A partir de quoi jouer Chopin ? Du manuscrit à l'impression
L’utilisation d’un fac-similé de l’autographe musical à côté de l’édition originale permet au pianiste de se rapprocher le plus possible de la conception et des intentions sonores du compositeur.
.Pour répondre à la question du titre, il faut remonter l’histoire des éditions des œuvres de Chopin. Jusqu’à son départ de Pologne en 1830, il a publié ses œuvres simultanément chez deux ou trois éditeurs (en France et en Allemagne, ou en France, en Allemagne et en Angleterre) ; leurs publications devaient paraître en même temps, ce qui était lié aux dispositions légales de l’époque concernant la répartition des éditions, et nécessitait en même temps la production de plus d’un manuscrit, constituant la base de l’impression. Il existe des différences dans les détails des œuvres entre les manuscrits en question, qui datent à peu près de la même époque, ce qui prouve que le compositeur lui-même a prévu diverses variantes. Mais il s’agit toujours de variantes d’auteur.

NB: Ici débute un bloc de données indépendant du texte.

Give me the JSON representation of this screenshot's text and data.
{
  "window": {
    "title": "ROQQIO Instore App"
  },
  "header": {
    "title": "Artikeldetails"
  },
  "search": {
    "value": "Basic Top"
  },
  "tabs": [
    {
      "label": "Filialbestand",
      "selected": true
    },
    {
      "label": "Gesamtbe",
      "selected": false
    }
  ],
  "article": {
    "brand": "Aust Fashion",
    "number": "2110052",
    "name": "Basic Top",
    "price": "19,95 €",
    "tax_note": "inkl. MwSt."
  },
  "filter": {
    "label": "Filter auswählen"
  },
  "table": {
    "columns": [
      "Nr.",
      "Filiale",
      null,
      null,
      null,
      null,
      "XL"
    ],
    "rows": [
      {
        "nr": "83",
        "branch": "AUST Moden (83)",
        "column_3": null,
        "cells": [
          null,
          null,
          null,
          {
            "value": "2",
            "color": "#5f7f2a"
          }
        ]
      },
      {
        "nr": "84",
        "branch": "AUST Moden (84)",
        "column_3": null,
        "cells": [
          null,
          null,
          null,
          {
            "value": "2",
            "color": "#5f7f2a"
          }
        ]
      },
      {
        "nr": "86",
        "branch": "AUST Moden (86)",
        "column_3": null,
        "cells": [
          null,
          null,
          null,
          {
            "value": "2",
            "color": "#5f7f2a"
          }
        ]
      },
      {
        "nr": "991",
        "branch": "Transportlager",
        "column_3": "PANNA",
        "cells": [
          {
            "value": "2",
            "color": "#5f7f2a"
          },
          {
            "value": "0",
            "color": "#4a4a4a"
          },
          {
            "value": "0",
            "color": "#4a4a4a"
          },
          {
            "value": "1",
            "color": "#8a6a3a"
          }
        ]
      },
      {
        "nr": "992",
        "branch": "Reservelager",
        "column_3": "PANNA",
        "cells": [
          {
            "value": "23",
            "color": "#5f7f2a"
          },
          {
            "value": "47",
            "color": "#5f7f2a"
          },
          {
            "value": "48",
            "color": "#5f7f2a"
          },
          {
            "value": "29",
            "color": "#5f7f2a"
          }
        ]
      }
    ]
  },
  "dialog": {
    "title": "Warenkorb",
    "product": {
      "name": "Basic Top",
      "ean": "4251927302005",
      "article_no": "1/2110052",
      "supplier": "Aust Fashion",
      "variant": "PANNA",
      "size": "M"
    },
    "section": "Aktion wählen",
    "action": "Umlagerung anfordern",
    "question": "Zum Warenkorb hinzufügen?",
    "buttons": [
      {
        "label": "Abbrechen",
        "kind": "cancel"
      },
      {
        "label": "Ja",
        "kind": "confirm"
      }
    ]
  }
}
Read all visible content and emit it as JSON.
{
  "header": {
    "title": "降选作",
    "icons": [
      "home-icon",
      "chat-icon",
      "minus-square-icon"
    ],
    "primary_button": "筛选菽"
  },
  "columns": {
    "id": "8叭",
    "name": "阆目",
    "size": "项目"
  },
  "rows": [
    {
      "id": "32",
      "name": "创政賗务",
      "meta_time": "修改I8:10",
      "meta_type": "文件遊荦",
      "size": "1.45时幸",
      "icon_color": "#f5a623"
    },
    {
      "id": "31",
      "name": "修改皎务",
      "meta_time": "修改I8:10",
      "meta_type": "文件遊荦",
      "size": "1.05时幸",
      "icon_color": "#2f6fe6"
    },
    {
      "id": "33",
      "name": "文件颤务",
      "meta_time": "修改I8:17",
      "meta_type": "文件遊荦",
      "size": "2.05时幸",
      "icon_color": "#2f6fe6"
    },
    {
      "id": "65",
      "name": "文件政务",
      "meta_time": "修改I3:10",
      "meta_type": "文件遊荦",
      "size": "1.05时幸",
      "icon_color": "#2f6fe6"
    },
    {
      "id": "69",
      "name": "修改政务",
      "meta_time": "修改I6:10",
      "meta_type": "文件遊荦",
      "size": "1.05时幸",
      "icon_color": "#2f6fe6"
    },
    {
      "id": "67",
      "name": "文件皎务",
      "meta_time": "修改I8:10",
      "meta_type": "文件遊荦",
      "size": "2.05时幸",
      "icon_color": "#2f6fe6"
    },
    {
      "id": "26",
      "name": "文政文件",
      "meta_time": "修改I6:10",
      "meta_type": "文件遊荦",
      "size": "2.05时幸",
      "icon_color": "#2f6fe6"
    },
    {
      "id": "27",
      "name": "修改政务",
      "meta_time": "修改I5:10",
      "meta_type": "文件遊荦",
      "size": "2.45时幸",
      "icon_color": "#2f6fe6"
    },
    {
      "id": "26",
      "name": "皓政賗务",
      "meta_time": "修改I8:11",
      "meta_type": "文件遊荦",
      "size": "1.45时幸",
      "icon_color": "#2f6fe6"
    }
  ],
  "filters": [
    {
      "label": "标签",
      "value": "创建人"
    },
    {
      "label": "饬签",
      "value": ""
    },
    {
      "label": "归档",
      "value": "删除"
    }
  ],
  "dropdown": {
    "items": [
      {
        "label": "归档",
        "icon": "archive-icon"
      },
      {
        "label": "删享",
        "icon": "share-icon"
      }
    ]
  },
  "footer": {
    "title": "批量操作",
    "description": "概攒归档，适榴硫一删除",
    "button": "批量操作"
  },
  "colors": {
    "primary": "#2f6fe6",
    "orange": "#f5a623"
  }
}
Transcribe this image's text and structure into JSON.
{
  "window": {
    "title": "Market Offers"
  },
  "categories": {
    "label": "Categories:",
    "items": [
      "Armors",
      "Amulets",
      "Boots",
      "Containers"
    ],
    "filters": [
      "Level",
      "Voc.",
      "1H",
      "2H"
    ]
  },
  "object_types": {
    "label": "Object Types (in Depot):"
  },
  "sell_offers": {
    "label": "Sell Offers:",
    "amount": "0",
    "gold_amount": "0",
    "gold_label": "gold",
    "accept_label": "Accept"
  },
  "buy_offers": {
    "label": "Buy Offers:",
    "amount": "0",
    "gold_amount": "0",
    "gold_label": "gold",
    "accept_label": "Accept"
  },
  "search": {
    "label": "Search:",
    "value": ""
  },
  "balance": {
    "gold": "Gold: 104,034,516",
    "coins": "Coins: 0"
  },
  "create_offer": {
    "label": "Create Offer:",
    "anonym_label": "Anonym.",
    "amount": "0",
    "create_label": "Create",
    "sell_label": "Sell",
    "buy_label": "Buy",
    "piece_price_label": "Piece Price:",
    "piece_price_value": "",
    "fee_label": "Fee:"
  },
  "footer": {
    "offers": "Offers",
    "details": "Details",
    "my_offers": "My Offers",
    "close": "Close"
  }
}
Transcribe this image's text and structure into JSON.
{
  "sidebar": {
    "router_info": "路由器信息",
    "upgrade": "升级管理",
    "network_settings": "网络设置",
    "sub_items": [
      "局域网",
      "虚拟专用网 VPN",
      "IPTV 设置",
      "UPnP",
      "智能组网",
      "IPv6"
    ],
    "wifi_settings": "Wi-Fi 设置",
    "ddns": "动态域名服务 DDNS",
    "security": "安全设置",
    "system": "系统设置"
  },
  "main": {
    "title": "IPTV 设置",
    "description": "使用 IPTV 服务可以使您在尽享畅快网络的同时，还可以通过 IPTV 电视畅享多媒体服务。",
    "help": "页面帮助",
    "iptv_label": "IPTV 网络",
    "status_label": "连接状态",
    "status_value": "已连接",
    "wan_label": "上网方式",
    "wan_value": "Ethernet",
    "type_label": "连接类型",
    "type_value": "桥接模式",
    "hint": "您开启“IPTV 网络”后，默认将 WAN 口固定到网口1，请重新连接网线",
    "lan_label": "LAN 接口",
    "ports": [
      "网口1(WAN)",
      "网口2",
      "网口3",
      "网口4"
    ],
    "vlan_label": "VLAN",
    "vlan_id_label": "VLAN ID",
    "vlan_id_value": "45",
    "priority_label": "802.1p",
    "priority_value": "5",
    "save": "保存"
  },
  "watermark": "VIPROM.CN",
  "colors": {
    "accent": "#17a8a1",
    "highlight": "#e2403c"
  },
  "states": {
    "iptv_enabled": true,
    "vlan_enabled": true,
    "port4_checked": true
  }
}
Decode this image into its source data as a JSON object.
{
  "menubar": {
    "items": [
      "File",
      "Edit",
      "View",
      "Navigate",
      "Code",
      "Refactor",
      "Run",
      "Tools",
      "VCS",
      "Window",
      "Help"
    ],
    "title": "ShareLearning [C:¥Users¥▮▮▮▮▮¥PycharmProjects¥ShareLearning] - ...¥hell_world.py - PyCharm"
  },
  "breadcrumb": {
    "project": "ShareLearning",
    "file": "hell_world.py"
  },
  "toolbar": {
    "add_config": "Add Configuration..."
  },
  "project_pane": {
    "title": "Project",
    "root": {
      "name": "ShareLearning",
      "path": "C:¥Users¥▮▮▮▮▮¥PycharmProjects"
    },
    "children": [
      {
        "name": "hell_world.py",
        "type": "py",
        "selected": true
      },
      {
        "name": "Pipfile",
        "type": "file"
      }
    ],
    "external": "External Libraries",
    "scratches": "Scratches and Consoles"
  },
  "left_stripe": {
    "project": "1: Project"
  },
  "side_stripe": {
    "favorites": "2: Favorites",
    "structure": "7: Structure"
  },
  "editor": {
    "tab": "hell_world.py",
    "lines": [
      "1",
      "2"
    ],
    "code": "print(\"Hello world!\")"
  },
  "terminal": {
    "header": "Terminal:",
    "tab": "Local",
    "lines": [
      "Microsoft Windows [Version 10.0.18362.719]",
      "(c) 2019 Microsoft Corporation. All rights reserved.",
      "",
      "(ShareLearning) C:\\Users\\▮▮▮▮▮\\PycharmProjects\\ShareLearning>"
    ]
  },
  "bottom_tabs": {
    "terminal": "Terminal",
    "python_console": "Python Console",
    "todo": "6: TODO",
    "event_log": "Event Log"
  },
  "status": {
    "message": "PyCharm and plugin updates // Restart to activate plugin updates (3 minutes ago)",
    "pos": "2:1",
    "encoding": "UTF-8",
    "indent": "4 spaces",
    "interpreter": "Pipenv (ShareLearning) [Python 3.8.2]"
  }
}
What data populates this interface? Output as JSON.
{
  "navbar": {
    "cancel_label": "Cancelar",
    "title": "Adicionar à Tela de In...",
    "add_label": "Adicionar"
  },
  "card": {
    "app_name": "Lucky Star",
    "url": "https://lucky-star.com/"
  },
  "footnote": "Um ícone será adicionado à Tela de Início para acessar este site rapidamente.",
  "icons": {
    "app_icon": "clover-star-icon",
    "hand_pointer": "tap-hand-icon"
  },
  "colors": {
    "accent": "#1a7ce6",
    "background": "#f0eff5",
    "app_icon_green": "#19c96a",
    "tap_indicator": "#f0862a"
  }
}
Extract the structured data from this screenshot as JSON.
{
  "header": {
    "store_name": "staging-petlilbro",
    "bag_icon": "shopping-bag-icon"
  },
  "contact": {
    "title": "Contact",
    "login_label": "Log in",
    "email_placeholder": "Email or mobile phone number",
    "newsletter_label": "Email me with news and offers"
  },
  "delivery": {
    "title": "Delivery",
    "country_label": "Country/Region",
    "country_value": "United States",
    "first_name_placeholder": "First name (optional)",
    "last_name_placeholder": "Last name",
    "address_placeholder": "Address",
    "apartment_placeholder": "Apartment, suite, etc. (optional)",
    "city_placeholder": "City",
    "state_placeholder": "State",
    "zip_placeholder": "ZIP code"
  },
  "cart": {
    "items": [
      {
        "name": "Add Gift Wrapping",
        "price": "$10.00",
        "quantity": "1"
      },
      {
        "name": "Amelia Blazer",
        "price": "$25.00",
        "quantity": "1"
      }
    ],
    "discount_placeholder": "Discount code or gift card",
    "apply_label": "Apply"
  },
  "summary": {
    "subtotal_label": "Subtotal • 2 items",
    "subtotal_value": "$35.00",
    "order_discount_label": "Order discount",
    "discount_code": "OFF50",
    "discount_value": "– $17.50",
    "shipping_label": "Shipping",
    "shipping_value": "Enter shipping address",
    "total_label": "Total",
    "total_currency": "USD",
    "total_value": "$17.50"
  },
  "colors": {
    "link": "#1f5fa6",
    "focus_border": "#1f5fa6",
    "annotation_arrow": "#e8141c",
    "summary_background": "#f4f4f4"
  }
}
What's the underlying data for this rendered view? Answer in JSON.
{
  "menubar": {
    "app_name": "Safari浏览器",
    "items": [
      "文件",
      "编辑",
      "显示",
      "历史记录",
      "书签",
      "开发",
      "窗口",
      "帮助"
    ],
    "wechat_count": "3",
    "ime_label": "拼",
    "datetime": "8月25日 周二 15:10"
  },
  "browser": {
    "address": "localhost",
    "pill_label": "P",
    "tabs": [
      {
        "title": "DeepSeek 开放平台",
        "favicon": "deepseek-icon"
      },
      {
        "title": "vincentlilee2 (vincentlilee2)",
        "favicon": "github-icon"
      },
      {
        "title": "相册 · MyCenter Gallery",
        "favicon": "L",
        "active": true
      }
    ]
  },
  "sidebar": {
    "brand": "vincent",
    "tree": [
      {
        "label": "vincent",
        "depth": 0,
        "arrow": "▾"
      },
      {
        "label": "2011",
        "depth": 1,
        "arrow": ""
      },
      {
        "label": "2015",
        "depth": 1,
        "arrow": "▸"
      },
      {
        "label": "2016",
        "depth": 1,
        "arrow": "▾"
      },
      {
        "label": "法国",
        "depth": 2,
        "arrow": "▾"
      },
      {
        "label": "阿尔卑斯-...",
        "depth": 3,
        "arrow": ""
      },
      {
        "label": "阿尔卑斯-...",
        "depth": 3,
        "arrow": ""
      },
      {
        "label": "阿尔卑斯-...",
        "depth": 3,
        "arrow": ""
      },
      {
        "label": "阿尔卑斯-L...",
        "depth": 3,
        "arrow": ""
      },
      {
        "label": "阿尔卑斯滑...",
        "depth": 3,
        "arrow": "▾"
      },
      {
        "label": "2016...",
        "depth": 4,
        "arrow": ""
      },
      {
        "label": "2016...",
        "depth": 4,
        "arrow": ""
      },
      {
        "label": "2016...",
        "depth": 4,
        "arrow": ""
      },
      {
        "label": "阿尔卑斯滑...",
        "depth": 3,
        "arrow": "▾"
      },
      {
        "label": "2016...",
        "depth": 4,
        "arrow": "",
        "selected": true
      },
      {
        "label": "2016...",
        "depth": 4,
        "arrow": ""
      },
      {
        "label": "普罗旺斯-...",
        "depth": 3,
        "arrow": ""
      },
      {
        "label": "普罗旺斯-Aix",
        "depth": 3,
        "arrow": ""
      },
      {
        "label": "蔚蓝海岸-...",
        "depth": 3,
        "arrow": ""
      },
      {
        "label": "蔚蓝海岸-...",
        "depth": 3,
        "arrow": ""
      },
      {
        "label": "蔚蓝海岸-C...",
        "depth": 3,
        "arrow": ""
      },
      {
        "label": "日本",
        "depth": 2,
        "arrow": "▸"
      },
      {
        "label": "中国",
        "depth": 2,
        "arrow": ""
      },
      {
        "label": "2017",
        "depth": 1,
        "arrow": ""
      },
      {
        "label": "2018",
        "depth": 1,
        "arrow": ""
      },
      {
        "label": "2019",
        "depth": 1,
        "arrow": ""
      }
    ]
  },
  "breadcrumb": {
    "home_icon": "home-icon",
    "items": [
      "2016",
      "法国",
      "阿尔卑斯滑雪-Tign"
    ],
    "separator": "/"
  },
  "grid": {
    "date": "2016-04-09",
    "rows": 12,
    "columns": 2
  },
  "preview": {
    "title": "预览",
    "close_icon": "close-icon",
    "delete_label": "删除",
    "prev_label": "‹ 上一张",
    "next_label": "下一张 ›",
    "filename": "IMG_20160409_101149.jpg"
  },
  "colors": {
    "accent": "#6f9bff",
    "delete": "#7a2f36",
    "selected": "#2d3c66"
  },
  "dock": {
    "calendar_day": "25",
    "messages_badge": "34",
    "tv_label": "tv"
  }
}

Pendant 30 ans après la mort de Chopin, les droits de propriété des œuvres, acquis par les éditeurs de ses premières éditions, étaient encore en vigueur. Une fois ces droits expirés, on a assisté à un véritable déferlement d’éditions des œuvres du compositeur, tant complètes qu’individuelles. Il faut rappeler que l’attitude à l’égard du texte de l’auteur était beaucoup moins restrictive à l’époque qu’aujourd’hui. Les éditeurs qui préparaient les partitions y apportaient toutes sortes de corrections et de changements, notamment en ce qui concerne les indications dites d’exécution (tempo, changements de dynamique, production sonore, pédalage), et parfois même la hauteur et le nombre de notes. Ces modifications reflètent soit le style d’exécution de l’époque, soit le style d’exécution individuel de l’éditeur, qui était généralement un pianiste, mais n’ont plus rien à voir avec l’intention du compositeur. Ce type d’édition, qui éloigne l’interprète du message du compositeur, est encore pratiqué aujourd’hui, bien qu’il ne constitue certainement pas une bonne source pour connaître l’intention originale du compositeur. Ce n’est pratiquement qu’après la Seconde Guerre mondiale que la conviction a mûri et s’est renforcée que les éditions d’œuvres musicales devaient être fondées sur les sources du compositeur dument analysées, plutôt que sur une interprétation des rédacteurs. Plusieurs éditions complètes des œuvres de Chopin ont été réalisées à ce jour, notamment l’édition nationale des œuvres de Frédéric Chopin, éditée par le professeur Jan Ekier.
Une comparaison des éditions sources montre qu’il existe entre elles quelques différences dans les détails du texte musical, qui ont une double origine : comme indiqué précédemment, des différences mineures et parfois même majeures existent entre les sources du compositeur elles-mêmes, mais aussi certains de leurs passages nécessitent une interprétation, une clarification, une évaluation pour savoir si nous avons affaire à une erreur ou à une variation intentionnelle du texte ; la manière dont ces passages sont interprétés et ces dilemmes sont résolus varie évidemment. Cependant, indépendamment des détails mentionnés ici, les éditions sources offrent la possibilité d’un contact avec le texte musical beaucoup plus proche des intentions du compositeur que les éditions susmentionnées de la fin du XIXe et de la première moitié du XXe siècle.
.La possibilité d’une relation encore plus étroite avec le message direct du compositeur est offerte par les manuscrits musicaux de Chopin, qui sont maintenant publiés en fac-similé par l’Institut Frédéric Chopin. On sait que certains pianistes utilisent ces éditions, bien que cela ne soit pas toujours pratique en raison des différents degrés de lisibilité. Une chose est sûre : l’utilisation d’un fac-similé de l’autographe musical à côté de l’édition source permet de s’approcher au plus près de la conception et des intentions sonores du compositeur.